Sûr, compétitif et imprévisible
La sécurité reste stricte mais discrète. Des agents en uniforme patrouillent les périmètres tandis que des agents en civil se mêlent à la foule. Les organisateurs indiquent que cet arrangement, supervisé par l’unité de protocole de la garde présidentielle, vise à rassurer les familles sans atténuer la festivité — un équilibre salué par plusieurs parents interrogés à l’extérieur de l’INJS.
Alors que la phase de poule avance, l’attention se porte sur une possible finale Brazzaville-Kinshasa qui rappellerait les derbys de basket des années 1980. Cependant, les entraîneurs des équipes de l’arrière-pays mettent en garde contre les prédictions prématurées, évoquant des « surprises dans les provinces » après les récents championnats de jeunes.

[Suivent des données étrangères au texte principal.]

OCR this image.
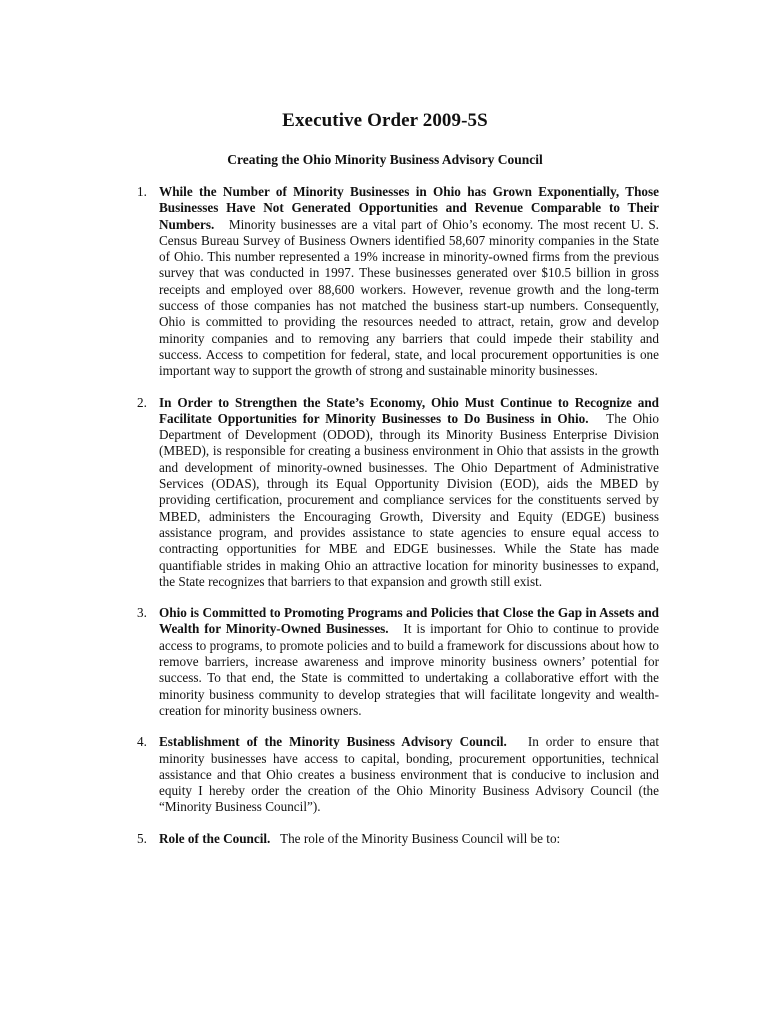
Executive Order 2009-5S
Creating the Ohio Minority Business Advisory Council
1. While the Number of Minority Businesses in Ohio has Grown Exponentially, Those Businesses Have Not Generated Opportunities and Revenue Comparable to Their Numbers.   Minority businesses are a vital part of Ohio’s economy. The most recent U. S. Census Bureau Survey of Business Owners identified 58,607 minority companies in the State of Ohio. This number represented a 19% increase in minority-owned firms from the previous survey that was conducted in 1997. These businesses generated over $10.5 billion in gross receipts and employed over 88,600 workers. However, revenue growth and the long-term success of those companies has not matched the business start-up numbers. Consequently, Ohio is committed to providing the resources needed to attract, retain, grow and develop minority companies and to removing any barriers that could impede their stability and success. Access to competition for federal, state, and local procurement opportunities is one important way to support the growth of strong and sustainable minority businesses.
2. In Order to Strengthen the State’s Economy, Ohio Must Continue to Recognize and Facilitate Opportunities for Minority Businesses to Do Business in Ohio.   The Ohio Department of Development (ODOD), through its Minority Business Enterprise Division (MBED), is responsible for creating a business environment in Ohio that assists in the growth and development of minority-owned businesses. The Ohio Department of Administrative Services (ODAS), through its Equal Opportunity Division (EOD), aids the MBED by providing certification, procurement and compliance services for the constituents served by MBED, administers the Encouraging Growth, Diversity and Equity (EDGE) business assistance program, and provides assistance to state agencies to ensure equal access to contracting opportunities for MBE and EDGE businesses. While the State has made quantifiable strides in making Ohio an attractive location for minority businesses to expand, the State recognizes that barriers to that expansion and growth still exist.
3. Ohio is Committed to Promoting Programs and Policies that Close the Gap in Assets and Wealth for Minority-Owned Businesses.   It is important for Ohio to continue to provide access to programs, to promote policies and to build a framework for discussions about how to remove barriers, increase awareness and improve minority business owners’ potential for success. To that end, the State is committed to undertaking a collaborative effort with the minority business community to develop strategies that will facilitate longevity and wealth-creation for minority business owners.
4. Establishment of the Minority Business Advisory Council.   In order to ensure that minority businesses have access to capital, bonding, procurement opportunities, technical assistance and that Ohio creates a business environment that is conducive to inclusion and equity I hereby order the creation of the Ohio Minority Business Advisory Council (the “Minority Business Council”).
5. Role of the Council.   The role of the Minority Business Council will be to:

Les graines de l’avenir germent déjà
Les académies de jeunes saisissent l’élan. L’École privée Aimé Bessik organise des cliniques matinales où les athlètes du tournoi encadrent des élèves de moins de 15 ans. Ruth Ndinga, pivot de 12 ans, a déclaré qu’elle avait zappé les dessins animés pour regarder les seniors : « Ils me montrent que les filles peuvent dominer les terrains et les livres en même temps. »
Vers un héritage d’unité
Quels que soient les résultats affichés le 22 décembre, les organisateurs insistent sur le fait que l’héritage sera mesuré en amitiés et en intérêt renouvelé. Des plans sont déjà sur la table pour faire tourner le tournoi à Pointe-Noire l’année prochaine, renforçant un récit dans lequel le sport soutient l’unité nationale et la vitalité économique.